Когда вышли на большак и были уже на почтительном расстоянии от того самого места, мне пришла в голову блестящая идея.
— Слушай, Серега, — сказал я, хлопнув себя ладонью по лбу, — а давай-ка мы с тобой двинем в Барково!
— А что там, в том Баркове? — спросил он недоуменно.
— А в том Баркове есть магазин. И там есть продавщица Шурка. Совершенно замечательная баба!

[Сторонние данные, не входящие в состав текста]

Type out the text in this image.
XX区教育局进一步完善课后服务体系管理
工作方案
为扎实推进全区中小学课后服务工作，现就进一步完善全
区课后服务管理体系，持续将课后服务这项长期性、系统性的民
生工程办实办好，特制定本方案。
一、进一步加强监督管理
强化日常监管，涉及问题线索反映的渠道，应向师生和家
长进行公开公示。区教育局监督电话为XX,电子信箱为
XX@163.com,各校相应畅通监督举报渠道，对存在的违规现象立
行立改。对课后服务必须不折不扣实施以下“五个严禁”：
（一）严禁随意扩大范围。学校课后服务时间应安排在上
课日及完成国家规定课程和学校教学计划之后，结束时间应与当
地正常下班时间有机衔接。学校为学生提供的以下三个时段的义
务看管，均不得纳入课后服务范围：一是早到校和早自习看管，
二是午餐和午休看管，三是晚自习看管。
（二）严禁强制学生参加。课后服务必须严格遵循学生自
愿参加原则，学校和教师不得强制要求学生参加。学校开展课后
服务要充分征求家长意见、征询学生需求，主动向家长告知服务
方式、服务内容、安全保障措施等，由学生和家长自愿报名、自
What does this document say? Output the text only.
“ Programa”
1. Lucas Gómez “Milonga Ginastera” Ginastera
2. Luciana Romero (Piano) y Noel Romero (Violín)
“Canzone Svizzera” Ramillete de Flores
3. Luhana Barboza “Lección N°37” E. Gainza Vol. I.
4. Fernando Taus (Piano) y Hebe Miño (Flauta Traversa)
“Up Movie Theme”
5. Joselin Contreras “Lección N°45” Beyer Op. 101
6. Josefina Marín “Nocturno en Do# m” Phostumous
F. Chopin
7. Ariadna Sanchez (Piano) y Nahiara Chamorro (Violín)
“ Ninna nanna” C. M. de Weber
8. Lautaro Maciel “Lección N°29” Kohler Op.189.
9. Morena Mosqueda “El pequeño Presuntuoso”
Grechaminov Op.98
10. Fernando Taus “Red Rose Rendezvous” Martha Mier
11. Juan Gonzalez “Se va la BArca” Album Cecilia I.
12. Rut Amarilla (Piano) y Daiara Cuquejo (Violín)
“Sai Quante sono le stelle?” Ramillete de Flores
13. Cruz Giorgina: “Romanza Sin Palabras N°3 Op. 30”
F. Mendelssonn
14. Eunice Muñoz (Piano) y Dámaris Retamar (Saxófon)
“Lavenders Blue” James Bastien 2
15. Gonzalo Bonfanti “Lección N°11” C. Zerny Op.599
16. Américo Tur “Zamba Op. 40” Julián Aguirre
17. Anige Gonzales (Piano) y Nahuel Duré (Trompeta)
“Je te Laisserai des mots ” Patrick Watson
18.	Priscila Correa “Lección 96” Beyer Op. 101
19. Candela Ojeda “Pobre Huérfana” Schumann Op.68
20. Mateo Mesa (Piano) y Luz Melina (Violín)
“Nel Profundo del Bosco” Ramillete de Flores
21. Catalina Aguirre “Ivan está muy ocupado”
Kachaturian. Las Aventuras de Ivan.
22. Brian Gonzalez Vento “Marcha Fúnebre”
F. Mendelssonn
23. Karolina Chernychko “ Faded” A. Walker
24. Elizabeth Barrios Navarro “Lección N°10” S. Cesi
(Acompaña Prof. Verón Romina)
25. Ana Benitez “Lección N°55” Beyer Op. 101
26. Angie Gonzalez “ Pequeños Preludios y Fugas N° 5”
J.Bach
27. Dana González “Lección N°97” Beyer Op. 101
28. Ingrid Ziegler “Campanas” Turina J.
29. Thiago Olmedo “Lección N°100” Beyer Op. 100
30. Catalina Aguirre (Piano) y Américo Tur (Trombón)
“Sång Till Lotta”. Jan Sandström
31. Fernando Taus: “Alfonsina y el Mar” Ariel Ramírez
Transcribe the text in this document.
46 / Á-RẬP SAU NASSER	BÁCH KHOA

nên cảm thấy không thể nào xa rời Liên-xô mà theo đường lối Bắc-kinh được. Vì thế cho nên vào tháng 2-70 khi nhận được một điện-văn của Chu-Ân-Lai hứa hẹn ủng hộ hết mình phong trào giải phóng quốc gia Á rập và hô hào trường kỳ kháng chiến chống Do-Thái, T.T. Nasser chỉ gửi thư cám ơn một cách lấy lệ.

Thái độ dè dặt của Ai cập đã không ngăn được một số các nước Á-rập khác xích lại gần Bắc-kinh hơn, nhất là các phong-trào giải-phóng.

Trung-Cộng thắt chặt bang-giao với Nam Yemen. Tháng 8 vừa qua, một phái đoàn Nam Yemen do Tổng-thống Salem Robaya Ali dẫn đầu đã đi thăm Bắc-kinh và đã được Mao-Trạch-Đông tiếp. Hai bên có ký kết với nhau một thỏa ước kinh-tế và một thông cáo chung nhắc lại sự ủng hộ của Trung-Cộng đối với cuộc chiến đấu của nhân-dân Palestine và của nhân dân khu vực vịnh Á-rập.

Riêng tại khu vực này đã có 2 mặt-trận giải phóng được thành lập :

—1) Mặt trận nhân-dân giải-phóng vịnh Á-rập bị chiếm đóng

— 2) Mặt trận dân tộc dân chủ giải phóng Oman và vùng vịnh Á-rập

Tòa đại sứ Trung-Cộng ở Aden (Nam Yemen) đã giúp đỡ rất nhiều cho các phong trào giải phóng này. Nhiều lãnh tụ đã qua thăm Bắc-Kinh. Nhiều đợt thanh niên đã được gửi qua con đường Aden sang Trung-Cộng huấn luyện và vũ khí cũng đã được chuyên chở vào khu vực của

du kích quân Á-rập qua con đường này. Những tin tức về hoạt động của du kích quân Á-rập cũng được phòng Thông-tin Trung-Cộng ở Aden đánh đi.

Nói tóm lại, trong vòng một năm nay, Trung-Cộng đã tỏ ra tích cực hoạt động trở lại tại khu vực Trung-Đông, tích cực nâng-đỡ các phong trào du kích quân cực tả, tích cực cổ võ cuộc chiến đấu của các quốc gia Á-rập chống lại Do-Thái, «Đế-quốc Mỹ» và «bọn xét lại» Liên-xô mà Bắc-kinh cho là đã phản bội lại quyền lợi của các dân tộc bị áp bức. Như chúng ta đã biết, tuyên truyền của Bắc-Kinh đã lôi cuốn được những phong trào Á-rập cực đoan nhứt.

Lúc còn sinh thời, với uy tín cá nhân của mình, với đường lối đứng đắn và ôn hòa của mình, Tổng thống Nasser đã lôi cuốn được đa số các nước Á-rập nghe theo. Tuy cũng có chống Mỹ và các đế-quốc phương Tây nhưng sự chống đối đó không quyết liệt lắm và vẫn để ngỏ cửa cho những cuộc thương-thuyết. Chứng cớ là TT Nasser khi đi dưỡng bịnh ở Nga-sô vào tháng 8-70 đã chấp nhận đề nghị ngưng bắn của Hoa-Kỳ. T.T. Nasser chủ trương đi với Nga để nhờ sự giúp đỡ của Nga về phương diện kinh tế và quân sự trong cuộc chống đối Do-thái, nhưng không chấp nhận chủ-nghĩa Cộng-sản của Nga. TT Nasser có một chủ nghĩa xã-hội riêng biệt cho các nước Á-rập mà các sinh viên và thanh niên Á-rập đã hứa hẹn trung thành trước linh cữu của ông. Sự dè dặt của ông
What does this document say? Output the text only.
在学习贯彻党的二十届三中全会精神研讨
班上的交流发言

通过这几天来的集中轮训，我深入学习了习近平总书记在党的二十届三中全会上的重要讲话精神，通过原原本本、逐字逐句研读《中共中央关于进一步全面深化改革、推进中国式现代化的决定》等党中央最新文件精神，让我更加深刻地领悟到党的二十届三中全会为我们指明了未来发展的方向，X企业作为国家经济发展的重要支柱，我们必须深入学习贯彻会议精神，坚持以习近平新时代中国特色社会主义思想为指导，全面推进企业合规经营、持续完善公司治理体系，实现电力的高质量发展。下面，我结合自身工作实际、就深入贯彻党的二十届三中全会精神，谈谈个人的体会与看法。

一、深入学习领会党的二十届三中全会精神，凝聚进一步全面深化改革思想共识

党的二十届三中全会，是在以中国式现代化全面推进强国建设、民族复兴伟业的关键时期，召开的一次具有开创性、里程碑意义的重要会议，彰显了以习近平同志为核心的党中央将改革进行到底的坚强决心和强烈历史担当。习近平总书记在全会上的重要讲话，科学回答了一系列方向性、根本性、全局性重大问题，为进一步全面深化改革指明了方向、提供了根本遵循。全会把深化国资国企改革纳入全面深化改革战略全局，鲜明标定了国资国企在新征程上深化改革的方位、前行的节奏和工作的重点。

Тебе в самый раз будет.
— А она буги-вуги может? — поинтересовался Сергей.
— Может, может! И еще кукарачу с гопаком!
— Пошли! — решительно сказал Сергей и засветился изнутри яростной жизнью.
От нахлынувших на нас чувств, ну и, естественно, еще и от выпитого мы запели.
По долинам и по взгорьям шла дивизия вперед, чтобы с боем взять Приморье — белой армии афлот (так и пели, как в детстве, не понимая значения этого отнюдь не флотского слова)…
Парам-пам-пам, парам-пам-пам— орлята учатся летать! Парам-пам-пам, парам-пам-пам — орлята учатся летать! Парам-пам-пам, парам-пам-пам — орлята учатся летать!..
Взвейтесь кострами, синие ночи, мы пионеры — дети рабочих! Близится эра светлых годов, клич пионера “Всегда будь готов!”…
Огней так много золотых на улицах Саратова! Парней так много холостых, а я люблю женатого! Ох, рано он завел семью, печальная история! Я от себя любовь таю, а от него тем более!..
Не слышны в саду даже шорохи! Все здесь замерло до утра! Если б знали вы, как мне дороги подмосковные вечера!..
Путь далек у нас с тобою, веселей, солдат, гляди! Вьется, вьется знамя полковое, командиры впереди! Солдаты, в путь, в путь, в путь! Да для тебя, родная, есть почта полевая, прощай, труба зовет — ту-ту-ту-ту! Солдаты, в поход!..
Так мы и вошли в Барково, с песнями. И взяли “Богородской” и два кило “Коровок”. Но это уже совсем другая история, подробно изложенная в милицейском протоколе. А все потому, что любой москвич не только должен иметь при себе паспорт, но и обязан носить ошейник. Ну или хотя бы не ходить в сельский магазин в костюме от Версаче.
Тот свет
К двадцати семи годам Давыдов потерял вкус к жизни. Будто бы очки на него надели рентгеновские, чтобы он смог убедиться, что все ее кажущееся разнообразие есть пляска абсолютно идентичных скелетов.
Перестал различать девушек, которые за две минуты до постели шептали о том, что как же он им нравится, и проституток, которые точно такими же словами заполняли непродолжительную паузу между раздеванием и соитием. И те и другие ровно наполовину были искренни и наполовину — врали. Просто одни думали, что нашептывают правду, другие — что ложь.